A l’échelle mondiale la politique monétaire de la Fed a effectivement une importance plus grande du fait du rôle du dollar. Cet effet est très marqué naturellement pour les pays qui ont tendance à se financer en dollars, en particulier parmi les pays émergents. Et cet effet est d’autant plus prononcé que les quantités de dollars injectés sur les marchés par la Fed s’écoulent sur l’ensemble des marchés mondiaux. Ce régime de relance monétaire quasi-permanente depuis la crise de 2008 a ainsi instauré un régime dans lequel la Fed a encore accru les effets de sa politique monétaire dans le monde. La politique de la BCE, même avec ses rachats massifs actuellement au rythme de 80 milliards d’euros par mois, n’a pas des effets véritablement comparables en raison du rôle international moins développé de l’euro. Notons toutefois qu’à cette échelle moins grande, les injections massives de la BCE ont tout de même des conséquences tout à fait importantes au-delà de la zone euro et de l’Europe où de nombreuses économies hors-zone euro ont largement recours à l’euro pour le financement et les opérations de leurs entreprises industrielles et financières.

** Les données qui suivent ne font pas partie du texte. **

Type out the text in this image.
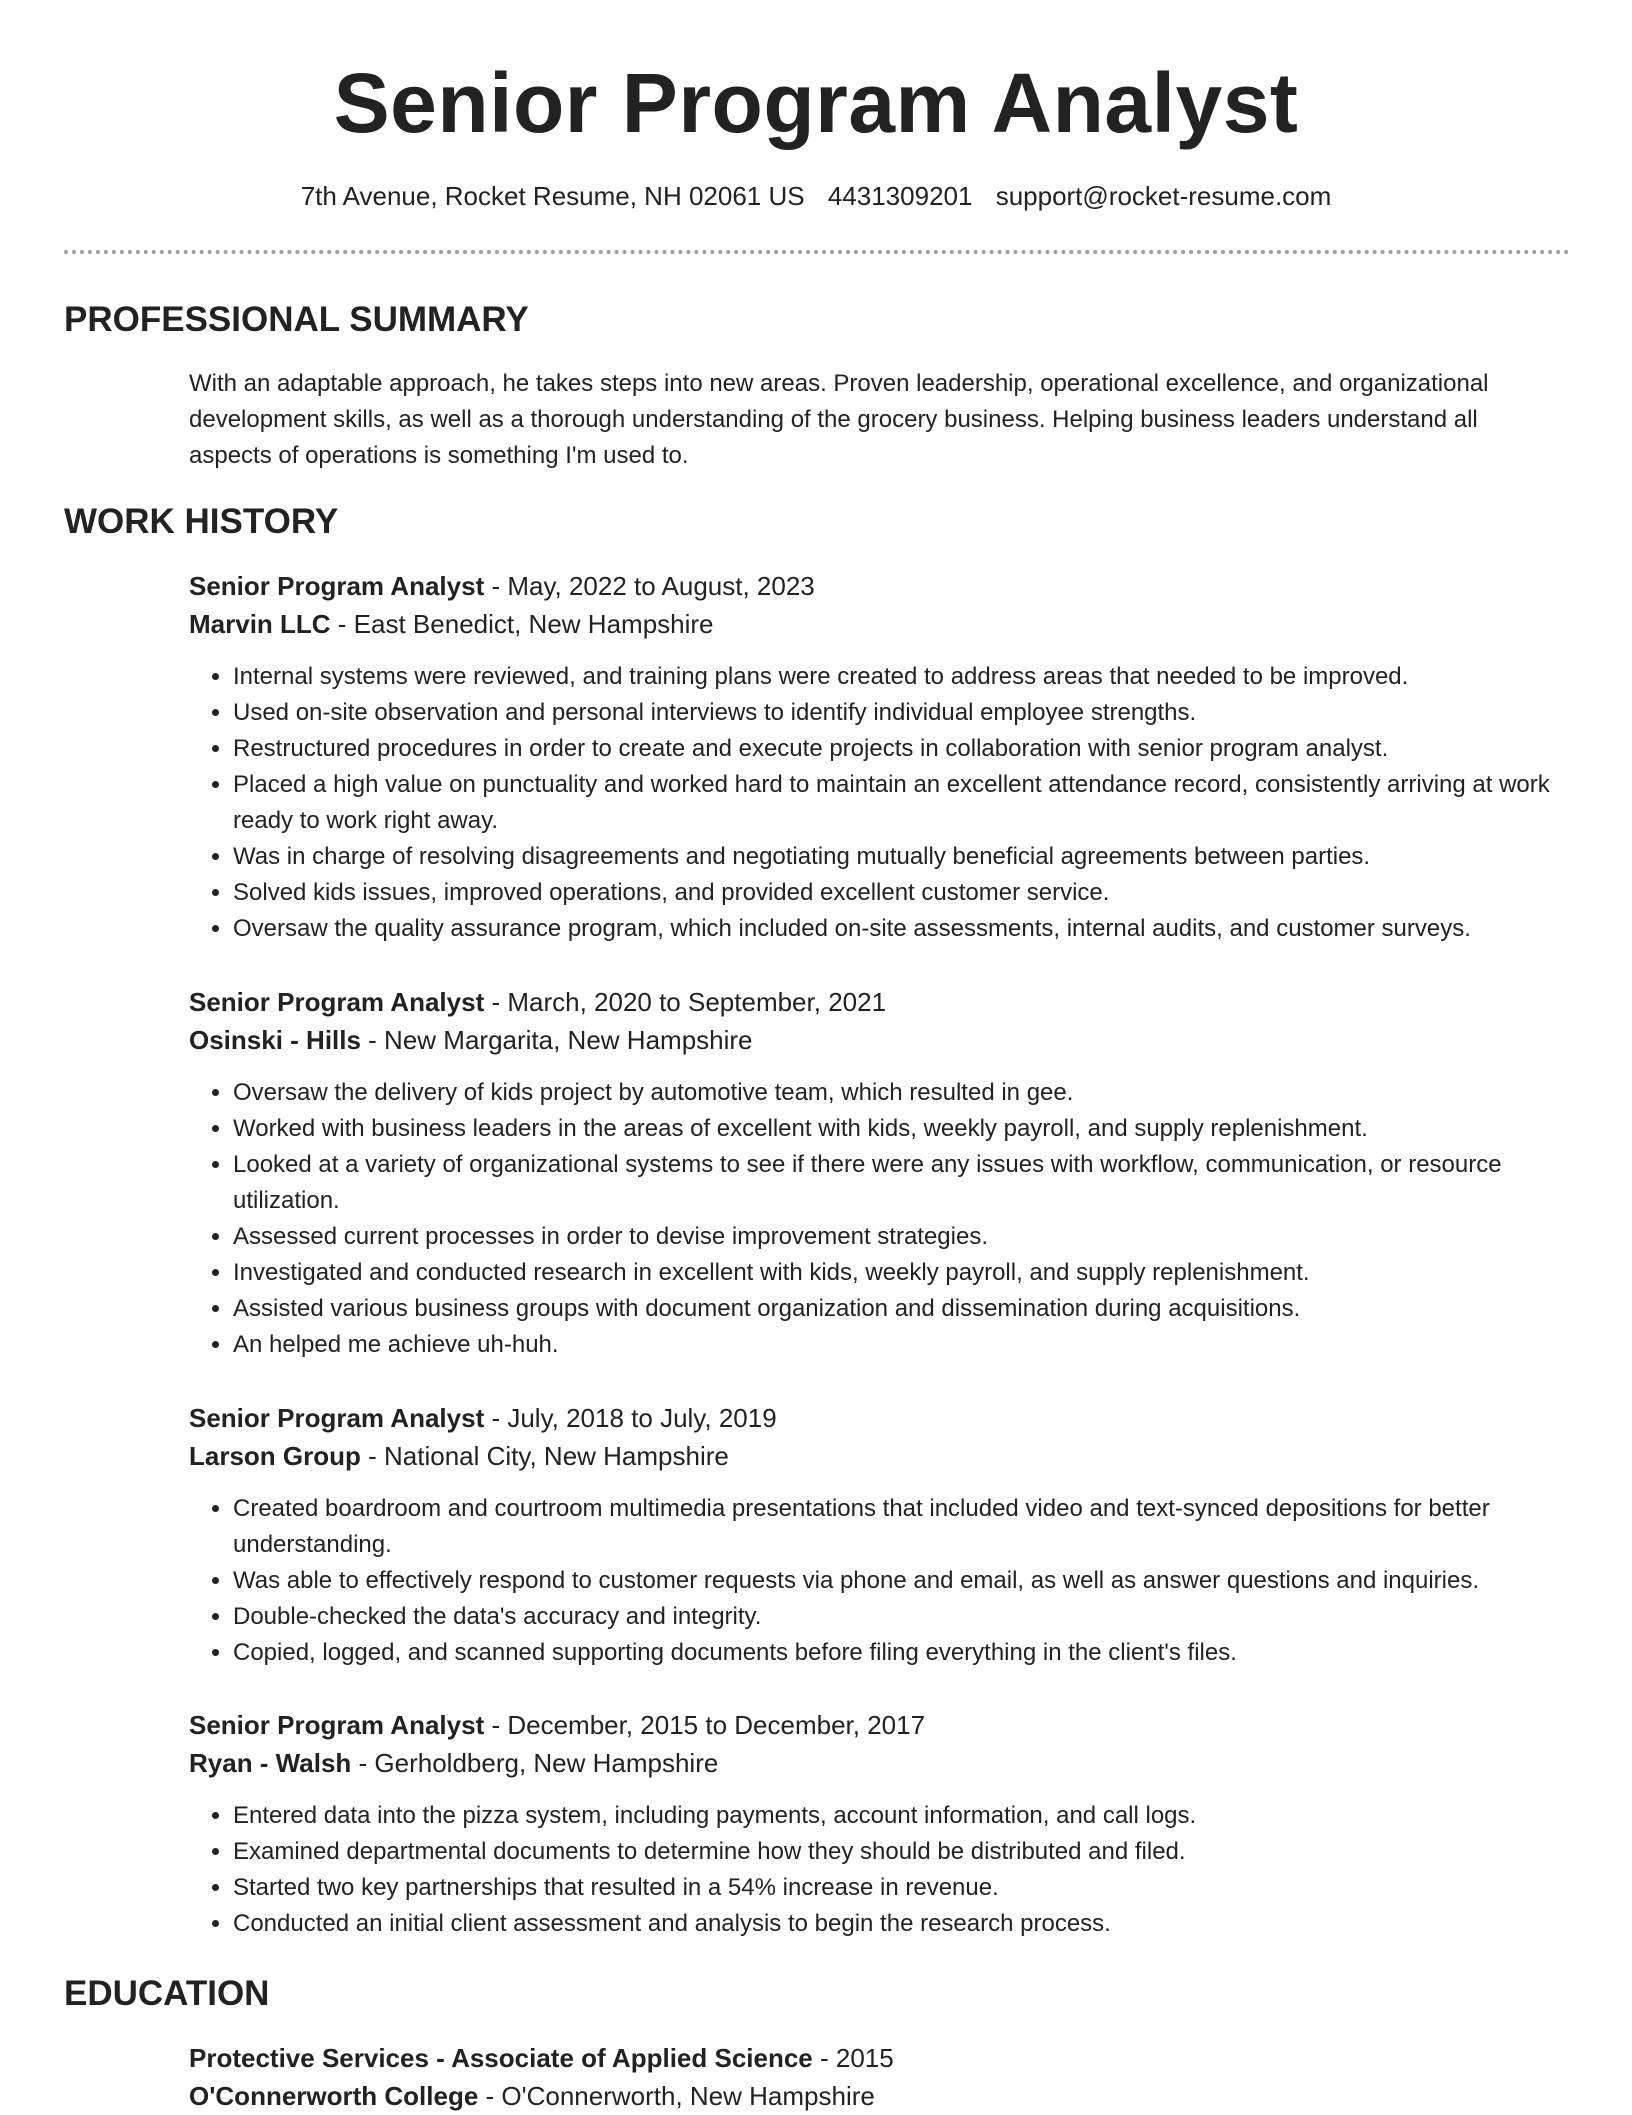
Senior Program Analyst
7th Avenue, Rocket Resume, NH 02061 US 4431309201 support@rocket-resume.com
PROFESSIONAL SUMMARY

With an adaptable approach, he takes steps into new areas. Proven leadership, operational excellence, and organizational development skills, as well as a thorough understanding of the grocery business. Helping business leaders understand all aspects of operations is something I'm used to.

WORK HISTORY
Senior Program Analyst - May, 2022 to August, 2023
Marvin LLC - East Benedict, New Hampshire
• Internal systems were reviewed, and training plans were created to address areas that needed to be improved.
• Used on-site observation and personal interviews to identify individual employee strengths.
• Restructured procedures in order to create and execute projects in collaboration with senior program analyst.
• Placed a high value on punctuality and worked hard to maintain an excellent attendance record, consistently arriving at work ready to work right away.
• Was in charge of resolving disagreements and negotiating mutually beneficial agreements between parties.
• Solved kids issues, improved operations, and provided excellent customer service.
• Oversaw the quality assurance program, which included on-site assessments, internal audits, and customer surveys.
Senior Program Analyst - March, 2020 to September, 2021
Osinski - Hills - New Margarita, New Hampshire
• Oversaw the delivery of kids project by automotive team, which resulted in gee.
• Worked with business leaders in the areas of excellent with kids, weekly payroll, and supply replenishment.
• Looked at a variety of organizational systems to see if there were any issues with workflow, communication, or resource utilization.
• Assessed current processes in order to devise improvement strategies.
• Investigated and conducted research in excellent with kids, weekly payroll, and supply replenishment.
• Assisted various business groups with document organization and dissemination during acquisitions.
• An helped me achieve uh-huh.
Senior Program Analyst - July, 2018 to July, 2019
Larson Group - National City, New Hampshire
• Created boardroom and courtroom multimedia presentations that included video and text-synced depositions for better understanding.
• Was able to effectively respond to customer requests via phone and email, as well as answer questions and inquiries.
• Double-checked the data's accuracy and integrity.
• Copied, logged, and scanned supporting documents before filing everything in the client's files.
Senior Program Analyst - December, 2015 to December, 2017
Ryan - Walsh - Gerholdberg, New Hampshire
• Entered data into the pizza system, including payments, account information, and call logs.
• Examined departmental documents to determine how they should be distributed and filed.
• Started two key partnerships that resulted in a 54% increase in revenue.
• Conducted an initial client assessment and analysis to begin the research process.
EDUCATION
Protective Services - Associate of Applied Science - 2015
O'Connerworth College - O'Connerworth, New Hampshire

Comment les actions de la politique monétaire de la BCE pourraient-elles alors avoir un impact prépondérant sur l’économie européenne ?

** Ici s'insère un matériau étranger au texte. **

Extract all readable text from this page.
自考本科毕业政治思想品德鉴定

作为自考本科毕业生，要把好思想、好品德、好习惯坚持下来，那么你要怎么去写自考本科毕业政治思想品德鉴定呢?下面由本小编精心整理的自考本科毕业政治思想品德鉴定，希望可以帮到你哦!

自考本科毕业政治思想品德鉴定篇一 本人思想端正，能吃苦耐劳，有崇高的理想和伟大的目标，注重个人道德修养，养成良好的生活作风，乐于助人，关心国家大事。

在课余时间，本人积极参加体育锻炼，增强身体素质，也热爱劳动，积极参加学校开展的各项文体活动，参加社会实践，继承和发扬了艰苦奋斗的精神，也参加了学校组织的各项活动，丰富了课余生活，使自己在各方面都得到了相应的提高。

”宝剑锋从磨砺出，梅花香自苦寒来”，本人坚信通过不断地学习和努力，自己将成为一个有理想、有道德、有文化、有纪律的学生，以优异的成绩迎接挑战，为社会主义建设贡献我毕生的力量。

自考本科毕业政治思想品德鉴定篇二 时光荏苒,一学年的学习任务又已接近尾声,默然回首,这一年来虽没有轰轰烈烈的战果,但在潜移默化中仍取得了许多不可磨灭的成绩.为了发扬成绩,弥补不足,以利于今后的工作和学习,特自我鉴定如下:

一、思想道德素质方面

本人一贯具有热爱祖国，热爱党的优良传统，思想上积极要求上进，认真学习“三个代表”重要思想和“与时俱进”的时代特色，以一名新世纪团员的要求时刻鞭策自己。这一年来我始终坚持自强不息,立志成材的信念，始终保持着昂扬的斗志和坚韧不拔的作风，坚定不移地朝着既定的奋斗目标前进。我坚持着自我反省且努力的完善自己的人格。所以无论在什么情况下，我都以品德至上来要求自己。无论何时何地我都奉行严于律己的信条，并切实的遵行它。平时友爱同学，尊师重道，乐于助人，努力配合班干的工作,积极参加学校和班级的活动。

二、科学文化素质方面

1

Le principal défi auquel est confronté la BCE et de nature existentielle. Elle ne travaille pas en conjonction avec un Etat mais avec une multitude d’Etats membres aux politiques fiscales tout à fait distinctes et aux orientations souvent divergentes. Les conséquences de la pandémie sur l’Europe du sud et la France sont dévastatrice car cette crise joue directement sur les failles de ces modèles économiques en termes de compétences technologiques et d’exclusion massive des jeunes. La BCE se retrouve enfermée dans une politique de relance monétaire qui n’a qu’un sens limité du point de vue de ses effets économiques réels. Pour maintenir un peu d’inflation à la consommation, elle crée d’invraisemblables bulles immobilières et financières. La seule issue consisterait à mettre en œuvre de nouveaux moyens de politique monétaire. En particulier, une monnaie numérique publique, comme cela est discuté un peu partout dans le monde, permettrait de développer des moyens de relance monétaire bien plus directs, au moyen de programmes de financement ou même de dotation opérés plus ou moins directement par la banque centrale, en partenariat avec les banques, mais à destination directe des acteurs économiques.